Tatoeba is a platform whose purpose is to create a collaborative and open dataset of sentences and their translations.
https://tatoeba.org
GNU Affero General Public License v3.0
679 stars 131 forks source link

Sentences without audio files are showing up in searches limited to has_audio=yes #3049

Open ckjpn opened 1 year ago

ckjpn commented 1 year ago

The bug

Sentences without audio files are showing up in searches limited to has_audio=yes

The search I was using

https://tatoeba.org/en/sentences/search?from=eng&to=ita&sort_reverse=yes&trans_to=ita&trans_filter=exclude&trans_link=direct&has_audio=yes&sort=words

Background

I'm fairly certain this sentence had an audio file at one time, but was removed.

Screenshot

Screen Shot 2023-03-29 at 16 26 15
DJ-Saidez commented 1 year ago

I can confirm that. I had added audio to that one, and my speech was of less-than-ideal quality. I guess it didn't automatically switch to has_audio=no.
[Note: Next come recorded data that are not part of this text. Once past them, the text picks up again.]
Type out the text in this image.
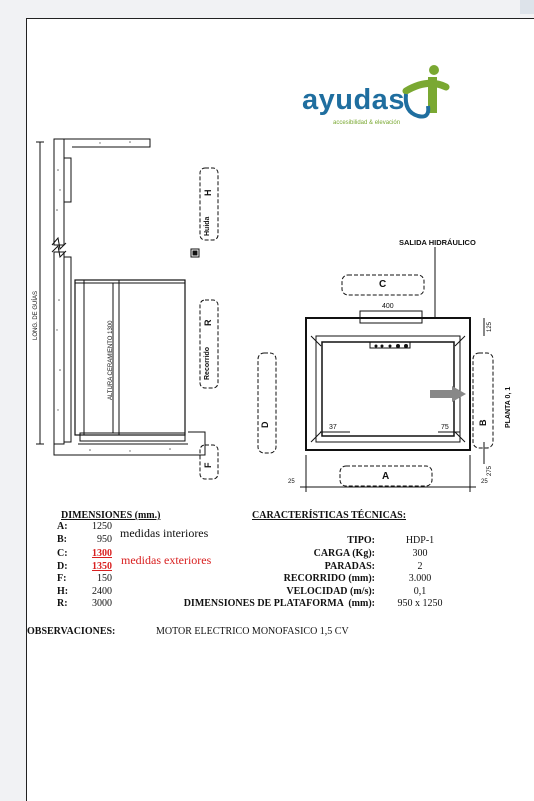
ayudas
accesibilidad & elevación
LONG. DE GUÍAS
ALTURA CERAMIENTO 1300
H
Huida
R
Recorrido
F
SALIDA HIDRÁULICO
C
400
125
D	B PLANTA 0, 1
37	75
275
25	A	25
DIMENSIONES (mm.)
A:	1250
B:	950
C:	1300
D:	1350
F:	150
H:	2400
R:	3000
medidas interiores
medidas exteriores
CARACTERÍSTICAS TÉCNICAS:
TIPO:	HDP-1
CARGA (Kg):	300
PARADAS:	2
RECORRIDO (mm):	3.000
VELOCIDAD (m/s):	0,1
DIMENSIONES DE PLATAFORMA  (mm):	950 x 1250
OBSERVACIONES:	MOTOR ELECTRICO MONOFASICO 1,5 CV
ckjpn commented 1 year ago

Here is another search that shows this problem.

shekitten's longest sentences with audio.

https://tatoeba.org/en/sentences/search?from=eng&has_audio=yes&native=&orphans=no&query=&sort=words&sort_reverse=yes&tags=&to=&trans_filter=limit&trans_has_audio=&trans_link=&trans_orphan=&trans_to=&trans_unapproved=&trans_user=&unapproved=no&user=shekitten

The reason is the same as the above, as DJ-Saidez pointed out.

profesyonal commented 4 months ago

This problem seems to be fixed? I don't see sentences without audio on the links provided by CK.
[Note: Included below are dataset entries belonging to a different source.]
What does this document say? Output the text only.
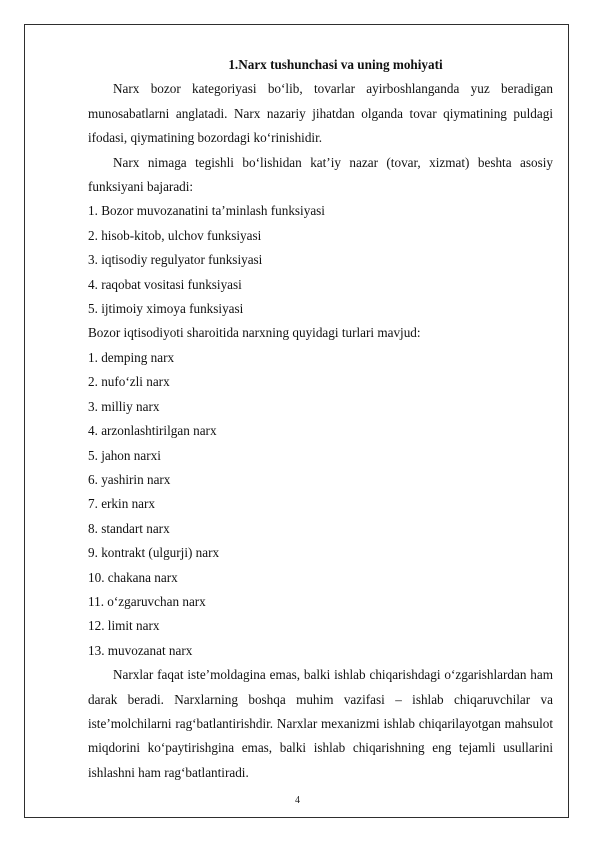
1.Narx tushunchasi va uning mohiyati

Narx bozor kategoriyasi bo‘lib, tovarlar ayirboshlanganda yuz beradigan munosabatlarni anglatadi. Narx nazariy jihatdan olganda tovar qiymatining puldagi ifodasi, qiymatining bozordagi ko‘rinishidir.

Narx nimaga tegishli bo‘lishidan kat’iy nazar (tovar, xizmat) beshta asosiy funksiyani bajaradi:

1. Bozor muvozanatini ta’minlash funksiyasi
2. hisob-kitob, ulchov funksiyasi
3. iqtisodiy regulyator funksiyasi
4. raqobat vositasi funksiyasi
5. ijtimoiy ximoya funksiyasi

Bozor iqtisodiyoti sharoitida narxning quyidagi turlari mavjud:

1. demping narx
2. nufo‘zli narx
3. milliy narx
4. arzonlashtirilgan narx
5. jahon narxi
6. yashirin narx
7. erkin narx
8. standart narx
9. kontrakt (ulgurji) narx
10. chakana narx
11. o‘zgaruvchan narx
12. limit narx
13. muvozanat narx

Narxlar faqat iste’moldagina emas, balki ishlab chiqarishdagi o‘zgarishlardan ham darak beradi. Narxlarning boshqa muhim vazifasi – ishlab chiqaruvchilar va iste’molchilarni rag‘batlantirishdir. Narxlar mexanizmi ishlab chiqarilayotgan mahsulot miqdorini ko‘paytirishgina emas, balki ishlab chiqarishning eng tejamli usullarini ishlashni ham rag‘batlantiradi.

4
ckjpn commented 3 months ago

Here is a search that will show sentences that shouldn't be in the results.

DJ_Saidez's longest sentences "with audio" search.

https://tatoeba.org/en/sentences/search?from=eng&has_audio=yes&native=&orphans=no&query=&sort=words&sort_reverse=yes&tags=&to=none&trans_filter=limit&trans_has_audio=&trans_link=&trans_orphan=&trans_to=&trans_unapproved=&trans_user=&unapproved=no&user=DJ_Saidez&word_count_max=&word_count_min=1

Note that the reason for this is that DJ_Saidez contributed audio that were uploaded and then later removed when the admins determined these were not appropriate for tatoeba.org.

All, or most, audio connected to his sentences are recordings by me.